Hacker News new | ask | show | jobs
by mbreese 40 days ago
But every abstraction that an LLM has to write is a choice. Your way of writing Python may not match that choice. The next run of the agent might not choose the same way.

Because the language gives you many different tools, an LLM generated codebase can get inconsistent and overly complicated quickly. The flexibility of Python is a downside when you’re having an LLM generate the code. If you’re working in an existing codebase, it’s great - those choices were already made and it can match your style.

When an LLM has to derive its own style is when things can devolve into a jumbled mess.

2 comments

To me applying LLMs to a python (or similarly dynamic) code base where it’s currently spaghetti and monkey patched, it can miss things just like I can.

But… I have to admit Opus 4.7 has been very pragmatic in detecting root causes and proposing sensible fixes to bugs in this situation (ie bugs encountered in production not compile time).

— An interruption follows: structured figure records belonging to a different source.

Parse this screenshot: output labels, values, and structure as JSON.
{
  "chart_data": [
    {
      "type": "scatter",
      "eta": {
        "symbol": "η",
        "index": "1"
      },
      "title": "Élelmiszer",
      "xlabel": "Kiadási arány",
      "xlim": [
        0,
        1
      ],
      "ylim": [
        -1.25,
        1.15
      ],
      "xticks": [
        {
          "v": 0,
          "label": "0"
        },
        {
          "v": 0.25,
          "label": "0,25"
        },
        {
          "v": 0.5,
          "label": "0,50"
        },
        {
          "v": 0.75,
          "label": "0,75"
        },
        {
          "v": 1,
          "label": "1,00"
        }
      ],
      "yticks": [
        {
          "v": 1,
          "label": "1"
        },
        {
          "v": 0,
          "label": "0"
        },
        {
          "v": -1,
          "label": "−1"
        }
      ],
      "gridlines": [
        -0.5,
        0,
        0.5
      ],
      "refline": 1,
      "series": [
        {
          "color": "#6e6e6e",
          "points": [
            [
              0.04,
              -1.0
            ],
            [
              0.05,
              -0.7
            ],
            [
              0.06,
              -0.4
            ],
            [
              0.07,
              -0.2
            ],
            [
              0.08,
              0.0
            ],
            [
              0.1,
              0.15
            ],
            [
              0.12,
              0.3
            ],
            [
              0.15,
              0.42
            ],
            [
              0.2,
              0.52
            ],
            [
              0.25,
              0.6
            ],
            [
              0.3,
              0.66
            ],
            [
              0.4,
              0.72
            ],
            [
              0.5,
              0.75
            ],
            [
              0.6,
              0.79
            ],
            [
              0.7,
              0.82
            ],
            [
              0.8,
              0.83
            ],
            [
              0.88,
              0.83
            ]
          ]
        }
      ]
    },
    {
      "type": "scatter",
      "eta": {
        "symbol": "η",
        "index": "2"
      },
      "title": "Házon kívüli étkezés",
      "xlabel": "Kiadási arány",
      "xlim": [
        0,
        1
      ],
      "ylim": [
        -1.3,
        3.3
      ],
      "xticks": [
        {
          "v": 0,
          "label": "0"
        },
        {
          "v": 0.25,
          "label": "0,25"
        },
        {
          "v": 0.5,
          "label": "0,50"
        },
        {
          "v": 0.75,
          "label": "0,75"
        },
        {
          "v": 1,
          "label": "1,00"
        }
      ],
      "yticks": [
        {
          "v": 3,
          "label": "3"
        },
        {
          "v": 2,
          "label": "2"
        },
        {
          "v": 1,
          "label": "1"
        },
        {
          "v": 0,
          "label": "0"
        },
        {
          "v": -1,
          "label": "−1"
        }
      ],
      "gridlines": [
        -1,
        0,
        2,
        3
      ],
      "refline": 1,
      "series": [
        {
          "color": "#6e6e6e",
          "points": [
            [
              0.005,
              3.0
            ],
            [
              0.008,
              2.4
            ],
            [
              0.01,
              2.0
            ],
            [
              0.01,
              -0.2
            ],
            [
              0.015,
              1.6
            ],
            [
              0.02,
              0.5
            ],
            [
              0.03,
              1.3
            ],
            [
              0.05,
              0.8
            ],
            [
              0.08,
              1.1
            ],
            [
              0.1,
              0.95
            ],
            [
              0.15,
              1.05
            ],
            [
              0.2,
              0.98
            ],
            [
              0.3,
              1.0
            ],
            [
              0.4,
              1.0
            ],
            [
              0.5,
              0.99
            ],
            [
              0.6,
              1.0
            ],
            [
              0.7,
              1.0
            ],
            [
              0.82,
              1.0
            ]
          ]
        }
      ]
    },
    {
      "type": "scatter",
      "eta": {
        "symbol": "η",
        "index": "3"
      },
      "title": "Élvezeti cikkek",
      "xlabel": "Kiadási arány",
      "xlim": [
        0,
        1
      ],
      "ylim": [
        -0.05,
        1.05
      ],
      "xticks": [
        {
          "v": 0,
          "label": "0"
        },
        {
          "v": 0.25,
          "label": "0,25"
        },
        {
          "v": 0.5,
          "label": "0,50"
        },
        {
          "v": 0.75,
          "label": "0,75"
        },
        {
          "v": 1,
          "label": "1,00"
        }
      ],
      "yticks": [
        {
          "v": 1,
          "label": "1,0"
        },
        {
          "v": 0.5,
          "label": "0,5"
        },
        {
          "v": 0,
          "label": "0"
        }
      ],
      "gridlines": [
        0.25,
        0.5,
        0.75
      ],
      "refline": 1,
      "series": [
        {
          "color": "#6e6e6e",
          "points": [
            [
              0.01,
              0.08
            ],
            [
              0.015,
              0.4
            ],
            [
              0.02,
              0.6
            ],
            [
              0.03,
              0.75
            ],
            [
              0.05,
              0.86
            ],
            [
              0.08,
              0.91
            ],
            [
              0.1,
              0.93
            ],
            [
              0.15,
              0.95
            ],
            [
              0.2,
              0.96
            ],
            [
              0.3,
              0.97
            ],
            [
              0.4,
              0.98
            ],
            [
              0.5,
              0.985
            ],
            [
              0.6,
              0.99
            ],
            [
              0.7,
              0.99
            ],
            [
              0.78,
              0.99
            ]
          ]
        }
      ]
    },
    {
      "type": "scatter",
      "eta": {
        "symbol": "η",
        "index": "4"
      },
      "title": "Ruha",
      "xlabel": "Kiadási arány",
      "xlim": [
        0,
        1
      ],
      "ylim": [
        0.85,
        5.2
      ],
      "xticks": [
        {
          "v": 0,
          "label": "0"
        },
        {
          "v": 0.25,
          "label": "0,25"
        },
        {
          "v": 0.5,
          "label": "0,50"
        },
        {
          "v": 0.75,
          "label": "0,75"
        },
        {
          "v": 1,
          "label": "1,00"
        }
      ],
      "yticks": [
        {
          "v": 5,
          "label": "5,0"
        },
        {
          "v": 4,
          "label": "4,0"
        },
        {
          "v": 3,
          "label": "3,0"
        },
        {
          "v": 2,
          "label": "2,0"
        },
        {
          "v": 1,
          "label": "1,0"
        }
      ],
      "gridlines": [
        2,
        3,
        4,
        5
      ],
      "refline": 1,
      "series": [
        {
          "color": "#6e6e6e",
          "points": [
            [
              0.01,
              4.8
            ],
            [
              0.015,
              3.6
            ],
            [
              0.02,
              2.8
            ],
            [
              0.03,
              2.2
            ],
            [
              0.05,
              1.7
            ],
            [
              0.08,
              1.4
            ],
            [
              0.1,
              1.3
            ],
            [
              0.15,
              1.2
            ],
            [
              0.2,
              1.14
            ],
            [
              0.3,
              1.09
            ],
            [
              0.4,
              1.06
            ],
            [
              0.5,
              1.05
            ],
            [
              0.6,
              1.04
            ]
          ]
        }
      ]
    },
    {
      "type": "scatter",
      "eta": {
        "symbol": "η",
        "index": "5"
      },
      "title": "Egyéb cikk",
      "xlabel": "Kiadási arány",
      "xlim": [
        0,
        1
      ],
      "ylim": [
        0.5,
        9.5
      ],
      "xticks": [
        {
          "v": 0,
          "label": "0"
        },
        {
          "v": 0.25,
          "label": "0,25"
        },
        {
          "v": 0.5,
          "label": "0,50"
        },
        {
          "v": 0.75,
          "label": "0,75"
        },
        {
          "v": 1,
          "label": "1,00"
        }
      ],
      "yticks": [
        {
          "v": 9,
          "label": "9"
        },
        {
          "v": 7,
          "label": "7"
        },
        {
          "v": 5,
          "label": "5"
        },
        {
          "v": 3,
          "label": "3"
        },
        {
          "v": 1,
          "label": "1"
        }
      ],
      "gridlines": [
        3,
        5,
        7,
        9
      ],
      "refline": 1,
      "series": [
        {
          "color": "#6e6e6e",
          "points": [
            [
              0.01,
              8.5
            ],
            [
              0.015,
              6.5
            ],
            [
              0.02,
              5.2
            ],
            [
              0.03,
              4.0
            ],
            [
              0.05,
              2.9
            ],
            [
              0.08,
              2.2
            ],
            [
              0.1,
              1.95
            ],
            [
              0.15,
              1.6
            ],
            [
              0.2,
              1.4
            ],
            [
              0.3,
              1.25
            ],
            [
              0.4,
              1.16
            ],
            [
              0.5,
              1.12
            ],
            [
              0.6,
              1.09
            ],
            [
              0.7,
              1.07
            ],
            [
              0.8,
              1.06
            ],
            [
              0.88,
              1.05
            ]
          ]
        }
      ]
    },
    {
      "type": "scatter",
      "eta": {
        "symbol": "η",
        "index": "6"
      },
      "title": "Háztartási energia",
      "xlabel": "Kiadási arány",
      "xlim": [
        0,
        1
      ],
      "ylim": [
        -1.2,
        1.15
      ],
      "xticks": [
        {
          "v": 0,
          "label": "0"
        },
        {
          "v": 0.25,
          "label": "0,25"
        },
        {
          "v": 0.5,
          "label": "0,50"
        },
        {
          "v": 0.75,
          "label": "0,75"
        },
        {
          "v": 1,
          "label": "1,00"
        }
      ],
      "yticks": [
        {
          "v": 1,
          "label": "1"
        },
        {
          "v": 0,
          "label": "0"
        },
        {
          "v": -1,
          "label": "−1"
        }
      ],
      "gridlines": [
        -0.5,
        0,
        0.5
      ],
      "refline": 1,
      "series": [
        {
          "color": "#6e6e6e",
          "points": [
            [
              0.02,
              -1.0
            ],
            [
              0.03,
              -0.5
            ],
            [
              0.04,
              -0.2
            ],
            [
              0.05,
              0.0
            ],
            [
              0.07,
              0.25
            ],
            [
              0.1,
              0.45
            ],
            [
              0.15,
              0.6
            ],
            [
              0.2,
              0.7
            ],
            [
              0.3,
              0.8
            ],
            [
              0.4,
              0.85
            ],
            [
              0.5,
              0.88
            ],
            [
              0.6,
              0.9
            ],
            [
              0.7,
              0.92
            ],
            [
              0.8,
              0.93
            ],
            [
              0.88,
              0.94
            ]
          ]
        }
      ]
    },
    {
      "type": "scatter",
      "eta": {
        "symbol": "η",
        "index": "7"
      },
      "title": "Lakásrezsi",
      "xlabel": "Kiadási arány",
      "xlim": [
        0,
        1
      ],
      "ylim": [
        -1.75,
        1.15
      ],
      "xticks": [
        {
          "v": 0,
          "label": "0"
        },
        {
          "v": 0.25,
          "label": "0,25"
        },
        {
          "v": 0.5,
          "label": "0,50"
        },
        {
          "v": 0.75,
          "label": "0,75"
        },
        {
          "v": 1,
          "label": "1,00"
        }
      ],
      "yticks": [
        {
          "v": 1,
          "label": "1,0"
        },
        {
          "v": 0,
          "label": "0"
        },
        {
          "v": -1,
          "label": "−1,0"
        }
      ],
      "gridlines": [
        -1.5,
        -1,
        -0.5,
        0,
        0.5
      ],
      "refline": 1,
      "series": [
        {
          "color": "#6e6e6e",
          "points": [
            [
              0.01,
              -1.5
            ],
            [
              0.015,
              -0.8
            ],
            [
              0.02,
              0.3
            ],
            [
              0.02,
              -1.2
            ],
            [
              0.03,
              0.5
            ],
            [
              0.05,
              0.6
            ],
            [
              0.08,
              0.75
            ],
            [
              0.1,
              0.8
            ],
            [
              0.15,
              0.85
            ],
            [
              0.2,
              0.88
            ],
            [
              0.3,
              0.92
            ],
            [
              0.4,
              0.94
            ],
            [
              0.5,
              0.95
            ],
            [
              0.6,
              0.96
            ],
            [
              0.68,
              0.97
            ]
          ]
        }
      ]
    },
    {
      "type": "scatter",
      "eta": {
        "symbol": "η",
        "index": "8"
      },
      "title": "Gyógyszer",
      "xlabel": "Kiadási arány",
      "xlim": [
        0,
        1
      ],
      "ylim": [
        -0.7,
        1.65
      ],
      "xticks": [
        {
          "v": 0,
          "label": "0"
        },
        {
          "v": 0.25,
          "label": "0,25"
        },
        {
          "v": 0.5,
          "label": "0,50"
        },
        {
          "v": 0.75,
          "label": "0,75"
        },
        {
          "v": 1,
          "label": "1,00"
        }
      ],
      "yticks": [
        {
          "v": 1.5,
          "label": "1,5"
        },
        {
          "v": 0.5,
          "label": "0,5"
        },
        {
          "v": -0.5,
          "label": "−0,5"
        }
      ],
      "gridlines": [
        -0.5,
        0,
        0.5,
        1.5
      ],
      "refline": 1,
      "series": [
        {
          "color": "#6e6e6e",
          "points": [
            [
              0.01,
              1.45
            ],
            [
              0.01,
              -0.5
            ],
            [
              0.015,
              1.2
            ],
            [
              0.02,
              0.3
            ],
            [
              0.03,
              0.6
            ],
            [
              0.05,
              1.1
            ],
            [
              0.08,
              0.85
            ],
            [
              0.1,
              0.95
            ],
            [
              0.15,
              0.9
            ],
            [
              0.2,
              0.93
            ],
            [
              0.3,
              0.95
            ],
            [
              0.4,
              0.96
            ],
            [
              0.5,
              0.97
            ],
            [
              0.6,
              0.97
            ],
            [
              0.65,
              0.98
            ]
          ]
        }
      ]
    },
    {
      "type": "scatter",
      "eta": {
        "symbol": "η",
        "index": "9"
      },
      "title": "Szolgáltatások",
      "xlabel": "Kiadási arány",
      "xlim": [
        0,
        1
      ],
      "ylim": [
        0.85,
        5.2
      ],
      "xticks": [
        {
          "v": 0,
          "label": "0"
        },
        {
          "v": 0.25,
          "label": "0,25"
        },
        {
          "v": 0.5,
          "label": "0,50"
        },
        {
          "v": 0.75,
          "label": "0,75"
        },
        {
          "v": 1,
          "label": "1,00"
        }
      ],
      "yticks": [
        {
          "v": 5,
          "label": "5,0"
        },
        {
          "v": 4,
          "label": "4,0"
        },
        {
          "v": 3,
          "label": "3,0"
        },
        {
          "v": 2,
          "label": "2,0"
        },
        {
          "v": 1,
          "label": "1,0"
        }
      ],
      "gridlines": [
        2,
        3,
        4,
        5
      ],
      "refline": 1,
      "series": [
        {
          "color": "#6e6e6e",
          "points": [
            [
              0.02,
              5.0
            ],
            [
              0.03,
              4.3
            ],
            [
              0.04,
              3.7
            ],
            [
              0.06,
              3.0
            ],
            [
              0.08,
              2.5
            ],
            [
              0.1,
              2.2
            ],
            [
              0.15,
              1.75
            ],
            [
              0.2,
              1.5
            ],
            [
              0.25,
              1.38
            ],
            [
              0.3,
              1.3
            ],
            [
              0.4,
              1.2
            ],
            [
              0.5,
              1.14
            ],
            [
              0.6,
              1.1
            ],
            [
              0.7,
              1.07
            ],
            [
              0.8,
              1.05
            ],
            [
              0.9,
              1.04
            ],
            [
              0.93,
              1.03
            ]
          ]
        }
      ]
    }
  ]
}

It’s also fine at matching current styles and conventions (which is great if they are good styles and conventions).

In terms of new code, rust would have been near impossible to write with such a high degree of non-local reasoning, so I’m assuming these bugs wouldn’t be present.

The larger models really are more reliable at following instruction and reasoning their way to solutions. I haven't found that the harness makes that much difference. CoPilot, Claude, Pi, all see similar results for me. What really does make a difference is clean task separation and a clear plan / todo / implement workflow. I've consolidated a lot of the way I work with agents in https://www.agentkanban.io - the task board keeps the tasks discrete and minimal. I built in plan todo implement into the agent instruction that binds the board task to the chat.
That’s why proper using LLMs on large python codebases establish coding standards docs and tests. Turning the LLM loose is chaos, but having clear arch and naming and other standards can get pretty consistent results.